Second in the IMTE series
I have a friend, an attorney, who, in response to my column last week, “I’m Mad, too, Eddie,” (IMTE) said, “Complaining is the easy part but the solutions, now that’s another matter, and never easy.” I hope he doesn’t read this one. I’ll never hear the end of it because he’s right. Over the next six weeks I am going to address, in turn, each of the six maddening perspectives voiced last week.
Campus crime seems rampant.
I am not sure whether crime is or isn’t rampant but talk about it has markedly increased. The Clery Act requires campuses to report all campus-related criminal activity in order to continue to participate in federally sponsored financial aid programs. The Clery Act reporting requirements present a confounding conundrum to campus chieftains.
Here it is. Universities must report crime. No reporting required by The Clery Act, no federal student loan programs. But leadership is hesitant to share crime reports as enrollment might decrease: Who wants to attend an unsafe campus?
Every campus in the nation is dangerous. Concentrations of thousands of rambunctious18 to 22-year-olds in one location create a lack of stability. In a word — Danger. These half-adult, half-child, finding-their-way-in-life people wrestle with toils and snares of every imaginable type, frequently with little or no parental/adult supervision, fueled by institutional disdain for suggesting to anyone, including students, how to live, virtually ensures volatility. Between sunset and sunrise, hours when sanity and order are supplanted by drink and drugs, a.k.a risky behavior, is when most crimes against persons occur. It’s a jungle out there, and it’s dangerous.

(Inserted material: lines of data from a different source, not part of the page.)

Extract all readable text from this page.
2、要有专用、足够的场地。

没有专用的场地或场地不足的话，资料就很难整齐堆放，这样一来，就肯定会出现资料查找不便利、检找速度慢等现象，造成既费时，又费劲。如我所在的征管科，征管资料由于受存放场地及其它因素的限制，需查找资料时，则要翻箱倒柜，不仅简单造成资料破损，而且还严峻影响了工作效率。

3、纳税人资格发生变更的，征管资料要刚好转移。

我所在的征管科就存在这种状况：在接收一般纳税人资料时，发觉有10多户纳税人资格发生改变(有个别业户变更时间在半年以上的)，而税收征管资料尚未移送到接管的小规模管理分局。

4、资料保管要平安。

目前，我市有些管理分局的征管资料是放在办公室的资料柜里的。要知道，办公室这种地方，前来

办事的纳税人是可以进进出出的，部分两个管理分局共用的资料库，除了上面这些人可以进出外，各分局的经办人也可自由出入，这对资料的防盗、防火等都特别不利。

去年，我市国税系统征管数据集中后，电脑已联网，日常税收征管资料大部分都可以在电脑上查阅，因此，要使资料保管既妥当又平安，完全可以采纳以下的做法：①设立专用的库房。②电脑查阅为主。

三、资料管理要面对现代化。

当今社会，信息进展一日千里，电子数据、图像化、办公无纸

Leadership and institutions don’t tell the truth. The Clery Act does not require truthfulness, but supposed accuracy in reporting. And if you don’t know the difference, quit reading now…as Louis Armstrong quipped when asked, “What is jazz? If you have to ask you’ll never know.”

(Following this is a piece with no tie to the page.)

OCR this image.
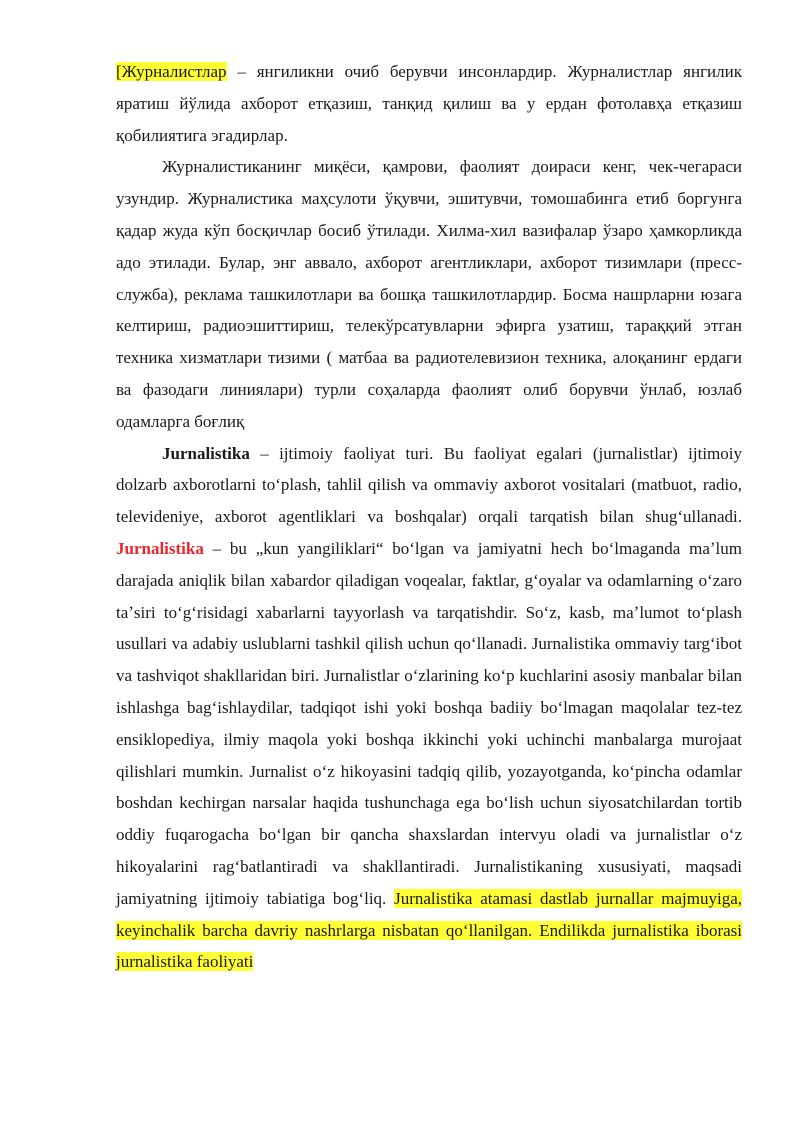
[Журналистлар – янгиликни очиб берувчи инсонлардир. Журналистлар янгилик яратиш йўлида ахборот етқазиш, танқид қилиш ва у ердан фотолавҳа етқазиш қобилиятига эгадирлар.

Журналистиканинг миқёси, қамрови, фаолият доираси кенг, чек-чегараси узундир. Журналистика маҳсулоти ўқувчи, эшитувчи, томошабинга етиб боргунга қадар жуда кўп босқичлар босиб ўтилади. Хилма-хил вазифалар ўзаро ҳамкорликда адо этилади. Булар, энг аввало, ахборот агентликлари, ахборот тизимлари (пресс-служба), реклама ташкилотлари ва бошқа ташкилотлардир. Босма нашрларни юзага келтириш, радиоэшиттириш, телекўрсатувларни эфирга узатиш, тараққий этган техника хизматлари тизими ( матбаа ва радиотелевизион техника, алоқанинг ердаги ва фазодаги линиялари) турли соҳаларда фаолият олиб борувчи ўнлаб, юзлаб одамларга боғлиқ

Jurnalistika – ijtimoiy faoliyat turi. Bu faoliyat egalari (jurnalistlar) ijtimoiy dolzarb axborotlarni toʻplash, tahlil qilish va ommaviy axborot vositalari (matbuot, radio, televideniye, axborot agentliklari va boshqalar) orqali tarqatish bilan shugʻullanadi. Jurnalistika – bu „kun yangiliklari“ boʻlgan va jamiyatni hech boʻlmaganda maʼlum darajada aniqlik bilan xabardor qiladigan voqealar, faktlar, gʻoyalar va odamlarning oʻzaro taʼsiri toʻgʻrisidagi xabarlarni tayyorlash va tarqatishdir. Soʻz, kasb, maʼlumot toʻplash usullari va adabiy uslublarni tashkil qilish uchun qoʻllanadi. Jurnalistika ommaviy targʻibot va tashviqot shakllaridan biri. Jurnalistlar oʻzlarining koʻp kuchlarini asosiy manbalar bilan ishlashga bagʻishlaydilar, tadqiqot ishi yoki boshqa badiiy boʻlmagan maqolalar tez-tez ensiklopediya, ilmiy maqola yoki boshqa ikkinchi yoki uchinchi manbalarga murojaat qilishlari mumkin. Jurnalist oʻz hikoyasini tadqiq qilib, yozayotganda, koʻpincha odamlar boshdan kechirgan narsalar haqida tushunchaga ega boʻlish uchun siyosatchilardan tortib oddiy fuqarogacha boʻlgan bir qancha shaxslardan intervyu oladi va jurnalistlar oʻz hikoyalarini ragʻbatlantiradi va shakllantiradi. Jurnalistikaning xususiyati, maqsadi jamiyatning ijtimoiy tabiatiga bogʻliq. Jurnalistika atamasi dastlab jurnallar majmuyiga, keyinchalik barcha davriy nashrlarga nisbatan qoʻllanilgan. Endilikda jurnalistika iborasi jurnalistika faoliyati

I tell every family I meet with that university campuses are dangerous. I don’t want students to be disarmed by complacency but want them realistically informed. On a rural campus in a small college town or an urban campus in a crime-ridden inner-city — danger exists. Church affiliated? Don’t assume that things will be completely safe there either, although there are usually some commonly held “moral imperatives.” What students and families deserve is an honest, straightforward presentation of campus reality, not online reports obscured in the web world.
Co-dependent local newspapers are little help; the demands of advertising and sales can lead to avoiding uncomfortable facts that could be harmful to them and their institutional partners.
Universities are bedeviled by the conflicting conditions in which they operate. I recently met a fellow at the airport in Monterrey, Mexico, who graduated from The Citadel. A discussion was triggered by the respective college rings on our fingers. I shared that I visited The Citadel some years ago. I liked it. He liked Texas A&M University and had visited College Station. We congratulated each other for the wisdom of our insights and choices.
He shared his amazement on the permissiveness of the environment at The Citadel that allowed students to be masters of their own fate between sunset and sunrise. I concurred that Texas A&M University faced some of the same challenges when I was a student there. Shenanigans, some youthful and silly, some criminal and stupid, ruled the nighttime roost. The students at both institutions are sensible people, strong academic performers, and committed to attaining a good education.
But guess what? They are still between the ages of 18 and 22. They experiment. They create insider and outsider circles in social organizations, athletic teams, marching bands, Greek organizations and human associations of every type. They do things under the cover of night that they would never do in broad daylight, in front of parents, grandparents, teachers, or prospective employers. This creates danger.
The Clery Act, Step-Up!, HAVEN, and other programs intended to limit or prevent violence and crime on university campuses all have some value. However, their value is diminished when campus leadership believes that acts, programs, rules and regulations solve the crime problem. They don’t even expose it, but exacerbate it through a false sense of security and mollifying statistical gibberish.
Leadership needs to pronounce the issue with ringing clarity. University campuses are dangerous by their nature. High concentrations of adolescents turning into adults create danger — it is the nature of the condition of late adolescence. Faculty and staff who value a culture of permissiveness — freedom of inquiry and experimentation — pass that culture onto not-always-fully-ready students.
A gumbo of circumstance leads to devastating results for individuals, families, and communities.
To address the problem of campus crime and campus safety, university leadership needs to openly recognize the danger that exists in universities populated by students who erroneously believe there is little consequence for behavior…especially if you don’t get caught. No amount of reporting, social programming, educational treatment, will solve the problem completely until the root of the problem is exposed, routinely and openly.
Rules will not fix what relationships neglect, and in the end, safety is a matter of actions, consequences, and relationships under the control of responsible individuals, students and adults alike.
Even with that, university campuses are dangerous places to be.